How soon they forget.


I received an e-mail from a business owner the other day that made me shake my head. I have reposted it here, but omitted his name to protect the ridiculous.

“Hey Paul, why not publish pictures of the new stores on Main Street, not just the ones that are closed????? Katie’s article and your pictures tend to chase away new business owners and shoppers, let’s try to be a bit more upbeat not DOOM and GLOOM”

The story was about the rash of businesses that were leaving Main Street in Annapolis. I was assigned to shoot a business owner who was closing up shop. While waiting for the assignment, I thought a cool slideshow idea for the paper’s web site would be to shoot all the empty stores on Main Street.

I made my shots, the story was the Sunday centerpiece, and life went on for me at The Capital. Then the comments started coming on our website. Some were about why shopping on Main Street was less than desirable; some defended shopping on Main Street. Some, like that e-mail, questioned why we would run this story.

Well, the answer is we try and tell both sides of the story. In nine years at The Cap, I personally have shot the new businesses moving in and moving out story many times over, even in the same store front.

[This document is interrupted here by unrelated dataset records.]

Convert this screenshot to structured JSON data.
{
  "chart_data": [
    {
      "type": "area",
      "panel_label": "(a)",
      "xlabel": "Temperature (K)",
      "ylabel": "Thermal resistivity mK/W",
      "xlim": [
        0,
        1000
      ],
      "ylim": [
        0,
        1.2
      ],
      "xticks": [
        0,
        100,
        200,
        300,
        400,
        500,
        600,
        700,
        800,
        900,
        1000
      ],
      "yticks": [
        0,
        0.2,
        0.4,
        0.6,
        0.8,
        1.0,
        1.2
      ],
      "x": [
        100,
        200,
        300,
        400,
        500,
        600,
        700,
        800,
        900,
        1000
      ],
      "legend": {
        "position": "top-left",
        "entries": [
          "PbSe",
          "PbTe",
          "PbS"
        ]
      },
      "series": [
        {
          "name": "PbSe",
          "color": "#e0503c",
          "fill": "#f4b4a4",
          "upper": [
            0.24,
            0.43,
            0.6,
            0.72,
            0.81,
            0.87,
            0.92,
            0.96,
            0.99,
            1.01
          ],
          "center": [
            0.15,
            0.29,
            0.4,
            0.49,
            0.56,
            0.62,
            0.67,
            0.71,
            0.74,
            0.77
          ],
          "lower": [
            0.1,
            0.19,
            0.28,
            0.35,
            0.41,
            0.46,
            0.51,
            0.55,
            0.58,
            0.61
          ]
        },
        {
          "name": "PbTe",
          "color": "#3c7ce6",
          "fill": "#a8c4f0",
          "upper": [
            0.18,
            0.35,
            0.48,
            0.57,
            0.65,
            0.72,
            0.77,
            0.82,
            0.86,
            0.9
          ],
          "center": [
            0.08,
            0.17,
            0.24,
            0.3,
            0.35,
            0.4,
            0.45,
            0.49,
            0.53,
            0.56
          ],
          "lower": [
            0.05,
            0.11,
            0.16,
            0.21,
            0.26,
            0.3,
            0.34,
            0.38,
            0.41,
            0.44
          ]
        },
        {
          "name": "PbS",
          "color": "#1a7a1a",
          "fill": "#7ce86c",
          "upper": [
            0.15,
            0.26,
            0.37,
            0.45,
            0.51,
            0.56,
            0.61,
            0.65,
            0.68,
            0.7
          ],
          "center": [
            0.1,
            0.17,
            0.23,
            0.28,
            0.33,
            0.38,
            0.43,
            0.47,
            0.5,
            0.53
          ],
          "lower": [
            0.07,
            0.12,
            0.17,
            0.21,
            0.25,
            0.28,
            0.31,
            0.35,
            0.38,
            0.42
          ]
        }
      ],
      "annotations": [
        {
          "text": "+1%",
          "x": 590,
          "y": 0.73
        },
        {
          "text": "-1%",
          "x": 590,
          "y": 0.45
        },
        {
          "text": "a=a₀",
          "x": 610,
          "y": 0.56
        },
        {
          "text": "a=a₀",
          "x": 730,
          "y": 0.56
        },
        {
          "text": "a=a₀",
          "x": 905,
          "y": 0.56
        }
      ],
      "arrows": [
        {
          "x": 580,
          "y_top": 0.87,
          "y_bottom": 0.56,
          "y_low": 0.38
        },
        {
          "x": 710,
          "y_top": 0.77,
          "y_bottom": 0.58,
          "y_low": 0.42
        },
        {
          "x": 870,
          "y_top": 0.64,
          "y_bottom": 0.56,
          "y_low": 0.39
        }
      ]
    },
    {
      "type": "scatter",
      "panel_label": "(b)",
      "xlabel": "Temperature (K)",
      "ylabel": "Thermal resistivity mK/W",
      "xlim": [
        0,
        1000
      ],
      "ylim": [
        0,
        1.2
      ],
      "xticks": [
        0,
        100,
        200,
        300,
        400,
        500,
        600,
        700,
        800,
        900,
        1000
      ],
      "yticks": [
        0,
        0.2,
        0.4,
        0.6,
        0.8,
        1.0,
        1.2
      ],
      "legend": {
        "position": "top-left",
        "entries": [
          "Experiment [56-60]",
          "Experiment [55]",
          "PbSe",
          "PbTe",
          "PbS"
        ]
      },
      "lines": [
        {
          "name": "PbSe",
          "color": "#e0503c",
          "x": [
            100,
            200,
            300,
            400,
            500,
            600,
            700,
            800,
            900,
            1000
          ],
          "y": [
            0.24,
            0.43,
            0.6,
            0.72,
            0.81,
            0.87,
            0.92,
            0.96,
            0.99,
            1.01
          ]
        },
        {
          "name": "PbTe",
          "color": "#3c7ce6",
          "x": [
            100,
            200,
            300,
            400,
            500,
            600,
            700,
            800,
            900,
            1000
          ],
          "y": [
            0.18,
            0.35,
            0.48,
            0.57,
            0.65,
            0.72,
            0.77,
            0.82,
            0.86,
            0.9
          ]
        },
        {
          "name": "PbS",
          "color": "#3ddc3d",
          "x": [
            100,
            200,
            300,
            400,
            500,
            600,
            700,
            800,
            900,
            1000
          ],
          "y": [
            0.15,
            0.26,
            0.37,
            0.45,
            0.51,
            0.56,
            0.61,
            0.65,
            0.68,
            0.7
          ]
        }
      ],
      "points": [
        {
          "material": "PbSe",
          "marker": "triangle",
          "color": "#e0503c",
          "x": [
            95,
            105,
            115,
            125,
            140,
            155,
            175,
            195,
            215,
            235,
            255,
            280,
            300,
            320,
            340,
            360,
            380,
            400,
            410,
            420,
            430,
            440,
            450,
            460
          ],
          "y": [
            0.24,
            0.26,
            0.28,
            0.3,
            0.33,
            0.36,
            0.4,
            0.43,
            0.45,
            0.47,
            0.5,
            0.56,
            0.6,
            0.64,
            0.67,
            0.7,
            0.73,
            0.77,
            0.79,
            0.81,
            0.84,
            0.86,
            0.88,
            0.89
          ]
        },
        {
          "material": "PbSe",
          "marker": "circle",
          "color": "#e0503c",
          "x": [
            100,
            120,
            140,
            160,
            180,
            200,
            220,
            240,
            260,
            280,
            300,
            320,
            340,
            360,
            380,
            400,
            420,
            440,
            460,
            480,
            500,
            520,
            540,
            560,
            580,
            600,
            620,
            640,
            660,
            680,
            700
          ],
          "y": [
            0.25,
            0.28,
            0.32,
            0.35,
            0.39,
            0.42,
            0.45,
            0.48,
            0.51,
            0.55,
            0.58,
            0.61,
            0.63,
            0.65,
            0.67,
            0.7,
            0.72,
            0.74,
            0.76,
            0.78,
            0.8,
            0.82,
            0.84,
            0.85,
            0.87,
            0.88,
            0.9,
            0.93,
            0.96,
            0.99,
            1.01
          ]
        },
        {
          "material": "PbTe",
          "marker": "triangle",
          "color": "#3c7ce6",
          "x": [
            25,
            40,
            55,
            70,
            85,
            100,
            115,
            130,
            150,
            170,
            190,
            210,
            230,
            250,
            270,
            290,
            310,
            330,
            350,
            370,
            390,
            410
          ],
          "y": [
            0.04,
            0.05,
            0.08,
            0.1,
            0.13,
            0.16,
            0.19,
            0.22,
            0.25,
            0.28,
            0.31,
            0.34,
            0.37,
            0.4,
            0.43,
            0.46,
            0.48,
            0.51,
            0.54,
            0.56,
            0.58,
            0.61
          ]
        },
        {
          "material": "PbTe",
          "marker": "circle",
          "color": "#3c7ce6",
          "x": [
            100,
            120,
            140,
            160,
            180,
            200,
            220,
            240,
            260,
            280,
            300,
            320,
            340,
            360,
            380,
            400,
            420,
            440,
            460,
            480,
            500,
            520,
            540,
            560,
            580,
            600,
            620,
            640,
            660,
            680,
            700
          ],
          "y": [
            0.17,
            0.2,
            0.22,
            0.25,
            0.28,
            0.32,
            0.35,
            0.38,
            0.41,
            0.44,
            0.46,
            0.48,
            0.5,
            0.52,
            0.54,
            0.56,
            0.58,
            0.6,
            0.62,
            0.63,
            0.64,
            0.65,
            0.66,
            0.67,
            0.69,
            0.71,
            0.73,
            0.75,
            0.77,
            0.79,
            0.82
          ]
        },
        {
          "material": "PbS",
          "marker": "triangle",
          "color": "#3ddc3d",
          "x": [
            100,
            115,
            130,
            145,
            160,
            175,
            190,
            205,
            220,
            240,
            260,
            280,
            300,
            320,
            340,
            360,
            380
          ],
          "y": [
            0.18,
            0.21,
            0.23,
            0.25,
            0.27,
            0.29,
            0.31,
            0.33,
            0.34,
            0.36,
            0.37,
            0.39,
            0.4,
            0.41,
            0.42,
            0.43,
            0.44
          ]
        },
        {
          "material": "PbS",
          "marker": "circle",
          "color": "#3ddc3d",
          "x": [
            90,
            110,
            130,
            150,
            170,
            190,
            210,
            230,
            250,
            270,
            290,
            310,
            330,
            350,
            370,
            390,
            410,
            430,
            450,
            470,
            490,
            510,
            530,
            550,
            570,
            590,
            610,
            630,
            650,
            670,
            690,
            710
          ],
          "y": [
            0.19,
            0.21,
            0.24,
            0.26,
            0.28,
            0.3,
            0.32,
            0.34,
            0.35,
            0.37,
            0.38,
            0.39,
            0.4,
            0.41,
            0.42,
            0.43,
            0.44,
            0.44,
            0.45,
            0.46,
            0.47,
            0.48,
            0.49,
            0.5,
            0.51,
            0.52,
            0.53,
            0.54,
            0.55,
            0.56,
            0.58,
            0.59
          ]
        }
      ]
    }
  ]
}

This brings me to this blog post. My e-mailer must think pretty highly of my position at the paper if he thinks that I choose what we publish or even photograph. Sure, I have some say on how an assignment is photographed, but I usually work off an assignment sheet that tells me where to go and a general idea of what the story is about. Now if I had gone to Main Street and there were no empty stores or businesses moving out, I could not make it up, but they were there and I shot them.

But what made me shake my head was that the person who e-mailed me had a story and a photo in our paper a few short weeks ago about him and his new business that had just opened on Main Street.